For the last few months, as I’ve been getting ready to finish up grad school, I’ve also spent a lot of time working on figuring out what I’m going to do once I’m done. Many conversations, emails, interviews, and iterations of my job talk1 later, I’m very happy to report that my job search has come to a successful conclusion!

I’ve just accepted an offer for a Research Scientist position in the Programming Systems Lab at Intel Labs in Santa Clara, California, starting this fall.

Conveniently, six out of the seven characters in "lindsey" occur in "intel inside".
Conveniently, six out of the seven characters in "lindsey" occur in "intel inside".

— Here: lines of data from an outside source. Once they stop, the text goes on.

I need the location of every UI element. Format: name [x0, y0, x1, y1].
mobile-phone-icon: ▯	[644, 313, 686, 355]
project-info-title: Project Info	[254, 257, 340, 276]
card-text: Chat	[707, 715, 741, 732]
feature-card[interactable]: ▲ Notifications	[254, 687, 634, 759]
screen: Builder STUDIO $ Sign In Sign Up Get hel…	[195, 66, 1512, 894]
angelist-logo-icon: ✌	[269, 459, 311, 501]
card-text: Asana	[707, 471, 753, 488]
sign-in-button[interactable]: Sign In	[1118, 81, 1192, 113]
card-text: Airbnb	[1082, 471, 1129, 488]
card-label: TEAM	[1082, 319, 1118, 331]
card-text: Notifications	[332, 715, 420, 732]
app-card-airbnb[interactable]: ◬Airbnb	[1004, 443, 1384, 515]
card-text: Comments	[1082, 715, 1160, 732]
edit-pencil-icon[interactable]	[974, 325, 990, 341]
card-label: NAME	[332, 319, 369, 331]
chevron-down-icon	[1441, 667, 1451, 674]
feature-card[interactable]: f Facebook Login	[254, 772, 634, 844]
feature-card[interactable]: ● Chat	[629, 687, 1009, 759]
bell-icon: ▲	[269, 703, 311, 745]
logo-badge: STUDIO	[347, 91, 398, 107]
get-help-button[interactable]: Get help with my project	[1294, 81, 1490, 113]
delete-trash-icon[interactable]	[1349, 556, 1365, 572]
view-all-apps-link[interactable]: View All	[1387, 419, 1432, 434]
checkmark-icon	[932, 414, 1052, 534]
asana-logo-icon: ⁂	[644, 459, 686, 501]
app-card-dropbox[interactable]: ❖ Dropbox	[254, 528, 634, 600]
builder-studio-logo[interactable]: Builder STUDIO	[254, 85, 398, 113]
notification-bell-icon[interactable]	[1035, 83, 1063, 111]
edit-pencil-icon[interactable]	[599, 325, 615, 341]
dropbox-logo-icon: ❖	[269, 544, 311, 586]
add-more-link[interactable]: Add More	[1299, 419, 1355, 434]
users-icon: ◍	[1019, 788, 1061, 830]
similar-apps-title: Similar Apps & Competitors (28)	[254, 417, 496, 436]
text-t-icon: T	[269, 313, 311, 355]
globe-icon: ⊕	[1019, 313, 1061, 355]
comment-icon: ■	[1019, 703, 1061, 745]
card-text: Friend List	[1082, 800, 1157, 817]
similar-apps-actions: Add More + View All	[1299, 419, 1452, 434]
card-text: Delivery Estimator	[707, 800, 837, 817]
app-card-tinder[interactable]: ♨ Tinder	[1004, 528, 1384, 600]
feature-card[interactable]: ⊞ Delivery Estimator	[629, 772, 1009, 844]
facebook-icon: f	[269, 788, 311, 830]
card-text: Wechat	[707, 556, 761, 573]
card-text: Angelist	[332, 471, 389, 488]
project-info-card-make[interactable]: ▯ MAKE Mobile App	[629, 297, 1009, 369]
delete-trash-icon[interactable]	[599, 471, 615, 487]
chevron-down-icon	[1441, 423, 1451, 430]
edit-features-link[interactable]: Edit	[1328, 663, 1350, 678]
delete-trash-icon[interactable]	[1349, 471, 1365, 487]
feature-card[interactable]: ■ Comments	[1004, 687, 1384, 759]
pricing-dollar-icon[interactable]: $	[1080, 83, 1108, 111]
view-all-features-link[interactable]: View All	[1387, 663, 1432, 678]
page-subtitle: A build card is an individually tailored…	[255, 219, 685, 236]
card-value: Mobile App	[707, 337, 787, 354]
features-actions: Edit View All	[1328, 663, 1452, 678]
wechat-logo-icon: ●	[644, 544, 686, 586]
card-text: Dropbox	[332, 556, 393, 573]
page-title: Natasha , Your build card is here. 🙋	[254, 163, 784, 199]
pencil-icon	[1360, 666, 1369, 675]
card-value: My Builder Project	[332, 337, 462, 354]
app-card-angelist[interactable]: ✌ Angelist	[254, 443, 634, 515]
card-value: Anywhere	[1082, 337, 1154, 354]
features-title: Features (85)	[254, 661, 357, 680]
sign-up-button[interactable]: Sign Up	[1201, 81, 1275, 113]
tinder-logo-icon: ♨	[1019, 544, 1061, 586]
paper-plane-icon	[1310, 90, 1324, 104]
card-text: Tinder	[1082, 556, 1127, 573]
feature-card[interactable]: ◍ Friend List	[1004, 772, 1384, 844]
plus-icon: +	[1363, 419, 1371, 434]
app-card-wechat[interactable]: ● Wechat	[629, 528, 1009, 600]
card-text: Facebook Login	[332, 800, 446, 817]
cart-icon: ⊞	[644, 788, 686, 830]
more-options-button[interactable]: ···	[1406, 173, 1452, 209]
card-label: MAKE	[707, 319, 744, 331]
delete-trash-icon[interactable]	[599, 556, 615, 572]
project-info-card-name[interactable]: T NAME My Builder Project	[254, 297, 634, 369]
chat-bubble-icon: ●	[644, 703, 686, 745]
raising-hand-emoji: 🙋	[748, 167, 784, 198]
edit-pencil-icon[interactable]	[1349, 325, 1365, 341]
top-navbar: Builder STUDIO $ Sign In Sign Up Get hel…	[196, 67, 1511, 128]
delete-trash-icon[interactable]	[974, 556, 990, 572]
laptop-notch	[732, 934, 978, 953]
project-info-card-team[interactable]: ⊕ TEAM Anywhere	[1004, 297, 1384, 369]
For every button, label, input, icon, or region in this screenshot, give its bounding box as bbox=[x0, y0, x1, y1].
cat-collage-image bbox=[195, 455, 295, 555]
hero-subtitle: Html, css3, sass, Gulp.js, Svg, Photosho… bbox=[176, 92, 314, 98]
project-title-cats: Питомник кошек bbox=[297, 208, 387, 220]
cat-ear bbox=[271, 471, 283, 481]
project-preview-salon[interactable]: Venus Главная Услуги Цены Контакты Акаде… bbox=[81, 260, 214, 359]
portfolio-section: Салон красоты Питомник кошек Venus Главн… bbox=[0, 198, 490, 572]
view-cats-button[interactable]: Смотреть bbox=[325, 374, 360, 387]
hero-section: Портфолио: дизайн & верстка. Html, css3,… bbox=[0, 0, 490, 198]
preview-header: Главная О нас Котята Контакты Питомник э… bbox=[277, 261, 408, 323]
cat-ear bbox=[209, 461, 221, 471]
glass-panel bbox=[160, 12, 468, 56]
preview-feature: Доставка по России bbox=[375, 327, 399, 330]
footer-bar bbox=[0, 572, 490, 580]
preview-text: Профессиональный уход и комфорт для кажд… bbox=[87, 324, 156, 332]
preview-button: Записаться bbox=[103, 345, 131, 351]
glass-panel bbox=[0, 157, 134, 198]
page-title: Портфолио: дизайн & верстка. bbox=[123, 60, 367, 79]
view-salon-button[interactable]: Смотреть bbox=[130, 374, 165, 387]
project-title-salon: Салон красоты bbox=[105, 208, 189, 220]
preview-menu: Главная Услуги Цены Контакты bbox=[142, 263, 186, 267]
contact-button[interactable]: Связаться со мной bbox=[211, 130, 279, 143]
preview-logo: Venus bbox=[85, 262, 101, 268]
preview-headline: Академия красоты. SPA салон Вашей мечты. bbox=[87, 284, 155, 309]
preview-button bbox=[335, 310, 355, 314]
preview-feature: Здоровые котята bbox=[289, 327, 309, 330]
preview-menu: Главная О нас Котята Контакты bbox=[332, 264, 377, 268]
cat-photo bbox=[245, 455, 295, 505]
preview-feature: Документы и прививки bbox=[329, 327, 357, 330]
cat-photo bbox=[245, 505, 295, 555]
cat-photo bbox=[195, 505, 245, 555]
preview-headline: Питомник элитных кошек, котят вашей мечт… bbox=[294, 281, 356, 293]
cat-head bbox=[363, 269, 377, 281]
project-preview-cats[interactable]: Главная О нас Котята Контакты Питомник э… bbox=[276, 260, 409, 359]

I’m excited; can you tell?

The Programming Systems Lab is a group of about twenty researchers working on a variety of PL, compilers, parallelism, and systems projects. Initially, I’ll be working with Tatiana Shpeisman and her team on bringing data parallelism to JavaScript with River Trail. After that, the sky is the limit. Aside from River Trail, the PSL is the group responsible for, among other things, the Intel Labs Haskell Research Compiler and various projects related to debugging parallel programs, compiling irregular parallel programs to run on GPUs, and lots more. I’m very excited to be joining a team with such broad and deep expertise.

I’m particularly glad that my first project will be to work on Parallel JS and help the web benefit from ubiquitous parallel hardware. It’s even more exciting for me personally because Parallel JS is a joint effort between Intel Labs and Mozilla Research, which means I’ll have the opportunity to collaborate once again with some of the great people I know at Mozilla.

Thanks are in order to the many people who helped with my job search, including my advisor, Ryan Newton; Amr Sabry; Neel Krishnaswami; Sam Tobin-Hochstadt; Dave Herman; Niko Matsakis; and everyone else who put up with the suspense!